The US’ emphasis on honesty was manifested during the Watergate political scandal that led to the resignation of then-US president Richard Nixon, Ko said in his 30-minute speech.
However, “if people had to resign for lying, there would be no more politicians in Taipei,” he said.
“The law is meant for people to obey, not for people to refer to, but Taiwan has never been a country governed according to the rule of law,” he said. “We have never been a country of honesty.”
People who have violated the law often speak boldly and with great confidence, as if they think that because they have ignored the law for so long, their actions are normal and accepted, Ko said.
Ko “definitely does not want to leave a debt to future generations,” he said, adding that the near-bankruptcy of the Miaoli County Government demonstrates that Taiwan is not yet honest or governed by the rule of law.
The county government, county council, Ministry of Finance, Directorate-General of Budget, Accounting and Statistics and Control Yuan all have their monitoring and financial policies, but the county government still landed itself in trouble, and it appears that its accounts have been manipulated for more than a decade, he said.
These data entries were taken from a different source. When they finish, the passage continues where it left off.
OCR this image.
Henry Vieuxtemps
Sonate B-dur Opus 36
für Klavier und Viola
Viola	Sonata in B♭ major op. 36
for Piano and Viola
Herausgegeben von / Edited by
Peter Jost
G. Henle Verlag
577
“Several cities and counties are facing bankruptcy,” Ko said. “The most likely to go first is Changhua County, because it is about to reach its debt ceiling, and Kaohsiung is in a similar situation.”
Many policies take time to produce results, but Taiwanese naively wish to see clear changes within two or three years, he said.
Authorities might be making slow, but steady progress, so people should not delude themselves and insist on swift change, he said.